Optimized puncturing distributions for irregular non-binary LDPC codes

TL;DR

This paper introduces optimized non-uniform puncturing strategies for irregular non-binary LDPC codes, improving decoding thresholds and approaching channel capacity for various puncturing rates.

Contribution

It presents a Monte-Carlo based Density Evolution method for designing puncturing distributions, demonstrating near-capacity performance for small-degree codes.

Findings

Monte-Carlo Density Evolution accurately estimates thresholds.

Optimized puncturing distributions achieve 0.2-0.5 dB gap to capacity.

Distributions vary from clustered to spread puncturing strategies.

Abstract

In this paper we design non-uniform bit-wise puncturing distributions for irregular non-binary LDPC (NB-LDPC) codes.

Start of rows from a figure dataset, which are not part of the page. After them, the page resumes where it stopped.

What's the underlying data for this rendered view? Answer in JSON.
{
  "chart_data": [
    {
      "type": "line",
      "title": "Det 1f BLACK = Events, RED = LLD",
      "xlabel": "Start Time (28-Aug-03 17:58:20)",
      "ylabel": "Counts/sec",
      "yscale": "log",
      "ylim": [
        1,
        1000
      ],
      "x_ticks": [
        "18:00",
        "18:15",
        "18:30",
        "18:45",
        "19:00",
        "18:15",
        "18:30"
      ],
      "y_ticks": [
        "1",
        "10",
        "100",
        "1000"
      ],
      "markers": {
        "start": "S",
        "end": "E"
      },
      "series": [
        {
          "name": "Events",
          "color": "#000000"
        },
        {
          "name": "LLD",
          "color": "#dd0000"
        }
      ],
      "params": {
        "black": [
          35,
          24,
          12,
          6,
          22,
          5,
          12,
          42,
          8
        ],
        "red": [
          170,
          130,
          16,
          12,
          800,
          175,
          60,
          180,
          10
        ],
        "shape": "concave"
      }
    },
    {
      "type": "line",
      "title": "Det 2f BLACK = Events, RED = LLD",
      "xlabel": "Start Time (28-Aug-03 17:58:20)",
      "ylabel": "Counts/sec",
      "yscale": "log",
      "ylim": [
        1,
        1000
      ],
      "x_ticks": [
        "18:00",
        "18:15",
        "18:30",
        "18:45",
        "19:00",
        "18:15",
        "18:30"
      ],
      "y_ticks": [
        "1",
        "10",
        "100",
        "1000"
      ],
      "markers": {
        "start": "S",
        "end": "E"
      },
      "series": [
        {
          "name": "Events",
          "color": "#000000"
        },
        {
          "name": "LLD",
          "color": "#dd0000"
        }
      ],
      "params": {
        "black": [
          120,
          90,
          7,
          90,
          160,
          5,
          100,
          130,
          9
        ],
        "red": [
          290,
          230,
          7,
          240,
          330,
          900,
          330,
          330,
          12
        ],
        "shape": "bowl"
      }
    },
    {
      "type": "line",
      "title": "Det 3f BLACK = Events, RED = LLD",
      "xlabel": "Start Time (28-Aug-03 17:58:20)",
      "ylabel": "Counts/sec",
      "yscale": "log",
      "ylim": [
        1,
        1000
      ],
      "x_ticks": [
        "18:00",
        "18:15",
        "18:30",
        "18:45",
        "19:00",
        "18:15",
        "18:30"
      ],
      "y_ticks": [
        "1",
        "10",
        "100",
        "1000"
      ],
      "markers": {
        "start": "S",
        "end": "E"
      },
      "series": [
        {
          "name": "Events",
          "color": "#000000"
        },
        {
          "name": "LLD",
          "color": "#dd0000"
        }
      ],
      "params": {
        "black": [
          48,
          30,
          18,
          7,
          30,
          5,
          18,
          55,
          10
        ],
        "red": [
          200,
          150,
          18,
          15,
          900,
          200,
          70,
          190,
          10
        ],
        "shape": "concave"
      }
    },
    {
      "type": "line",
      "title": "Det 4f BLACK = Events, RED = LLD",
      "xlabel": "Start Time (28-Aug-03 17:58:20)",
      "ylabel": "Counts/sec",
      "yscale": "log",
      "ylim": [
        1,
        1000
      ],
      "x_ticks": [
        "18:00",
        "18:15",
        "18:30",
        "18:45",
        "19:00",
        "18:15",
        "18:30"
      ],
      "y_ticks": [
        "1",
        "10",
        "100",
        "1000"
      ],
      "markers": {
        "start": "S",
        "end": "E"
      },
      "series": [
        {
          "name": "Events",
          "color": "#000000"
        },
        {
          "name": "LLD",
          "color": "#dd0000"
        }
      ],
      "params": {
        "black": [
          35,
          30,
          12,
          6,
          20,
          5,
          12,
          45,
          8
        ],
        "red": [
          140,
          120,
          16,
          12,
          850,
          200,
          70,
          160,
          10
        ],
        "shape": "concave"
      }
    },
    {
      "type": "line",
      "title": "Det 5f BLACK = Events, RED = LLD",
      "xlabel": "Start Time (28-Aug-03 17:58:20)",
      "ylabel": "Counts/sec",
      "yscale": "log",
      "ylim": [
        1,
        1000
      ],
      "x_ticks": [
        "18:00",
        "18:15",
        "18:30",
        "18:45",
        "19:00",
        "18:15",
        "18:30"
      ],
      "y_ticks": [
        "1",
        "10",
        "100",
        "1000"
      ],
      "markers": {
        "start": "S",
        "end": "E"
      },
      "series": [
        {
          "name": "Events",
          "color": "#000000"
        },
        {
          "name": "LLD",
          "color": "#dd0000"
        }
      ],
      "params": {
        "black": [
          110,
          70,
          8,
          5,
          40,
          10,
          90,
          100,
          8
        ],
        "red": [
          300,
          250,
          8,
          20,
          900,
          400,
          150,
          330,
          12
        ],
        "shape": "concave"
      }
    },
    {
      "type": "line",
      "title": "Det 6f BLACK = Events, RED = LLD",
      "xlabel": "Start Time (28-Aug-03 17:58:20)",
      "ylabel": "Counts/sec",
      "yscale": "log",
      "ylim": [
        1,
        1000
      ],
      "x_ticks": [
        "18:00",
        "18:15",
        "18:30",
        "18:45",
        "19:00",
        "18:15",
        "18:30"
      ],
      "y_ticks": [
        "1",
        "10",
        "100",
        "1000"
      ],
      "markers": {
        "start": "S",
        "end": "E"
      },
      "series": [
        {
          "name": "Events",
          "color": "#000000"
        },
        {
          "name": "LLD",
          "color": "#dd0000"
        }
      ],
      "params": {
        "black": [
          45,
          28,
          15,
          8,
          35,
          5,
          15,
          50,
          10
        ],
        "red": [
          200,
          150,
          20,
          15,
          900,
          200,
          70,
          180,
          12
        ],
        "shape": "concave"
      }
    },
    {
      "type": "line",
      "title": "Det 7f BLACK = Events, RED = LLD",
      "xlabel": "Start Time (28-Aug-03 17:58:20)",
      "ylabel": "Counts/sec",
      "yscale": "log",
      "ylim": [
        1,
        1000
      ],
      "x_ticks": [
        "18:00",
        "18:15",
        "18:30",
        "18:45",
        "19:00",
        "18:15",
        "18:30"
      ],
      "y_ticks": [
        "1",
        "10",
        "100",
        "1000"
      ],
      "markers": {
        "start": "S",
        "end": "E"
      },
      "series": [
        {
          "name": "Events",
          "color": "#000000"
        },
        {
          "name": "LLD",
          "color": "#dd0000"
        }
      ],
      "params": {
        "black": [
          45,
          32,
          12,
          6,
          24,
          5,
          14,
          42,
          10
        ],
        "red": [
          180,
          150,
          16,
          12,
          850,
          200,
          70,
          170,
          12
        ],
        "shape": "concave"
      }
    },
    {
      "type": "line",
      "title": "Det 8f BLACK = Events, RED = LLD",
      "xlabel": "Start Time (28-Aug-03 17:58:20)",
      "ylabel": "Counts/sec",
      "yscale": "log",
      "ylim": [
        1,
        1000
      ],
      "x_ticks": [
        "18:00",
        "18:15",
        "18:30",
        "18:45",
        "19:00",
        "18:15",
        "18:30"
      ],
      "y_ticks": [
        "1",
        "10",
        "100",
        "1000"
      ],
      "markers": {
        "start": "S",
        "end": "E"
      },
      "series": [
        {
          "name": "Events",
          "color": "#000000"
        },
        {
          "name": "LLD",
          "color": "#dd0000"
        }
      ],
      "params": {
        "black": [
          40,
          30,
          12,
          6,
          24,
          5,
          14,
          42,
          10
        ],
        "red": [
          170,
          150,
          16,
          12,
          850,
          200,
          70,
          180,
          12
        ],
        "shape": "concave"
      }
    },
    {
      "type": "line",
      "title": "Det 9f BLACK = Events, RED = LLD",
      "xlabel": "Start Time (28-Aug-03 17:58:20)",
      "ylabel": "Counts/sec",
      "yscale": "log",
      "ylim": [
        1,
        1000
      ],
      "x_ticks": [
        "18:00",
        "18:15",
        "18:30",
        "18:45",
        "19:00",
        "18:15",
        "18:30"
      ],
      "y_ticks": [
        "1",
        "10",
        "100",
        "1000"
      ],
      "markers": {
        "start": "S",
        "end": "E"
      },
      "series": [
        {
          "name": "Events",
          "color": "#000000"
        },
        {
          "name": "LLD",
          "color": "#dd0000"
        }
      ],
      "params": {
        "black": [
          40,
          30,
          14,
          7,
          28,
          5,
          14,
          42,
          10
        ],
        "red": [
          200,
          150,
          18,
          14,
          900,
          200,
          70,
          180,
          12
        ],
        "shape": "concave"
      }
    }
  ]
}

The puncturing distributions are optimized by minimizing the decoding threshold of the punctured LDPC code, the threshold being computed with a Monte-Carlo implementation of Density Evolution. First, we show that Density Evolution computed with Monte-Carlo simulations provides accurate (very close) and precise (small variance) estimates of NB-LDPC code ensemble thresholds. Based on the proposed method, we analyze several puncturing distributions for regular and semi-regular codes, obtained either by clustering punctured bits, or spreading them over the symbol-nodes of the Tanner graph. Finally, optimized puncturing distributions for non-binary LDPC codes with small maximum degree are presented, which exhibit a gap between 0.2 and 0.5 dB to the channel capacity, for punctured rates varying from 0.5 to 0.9.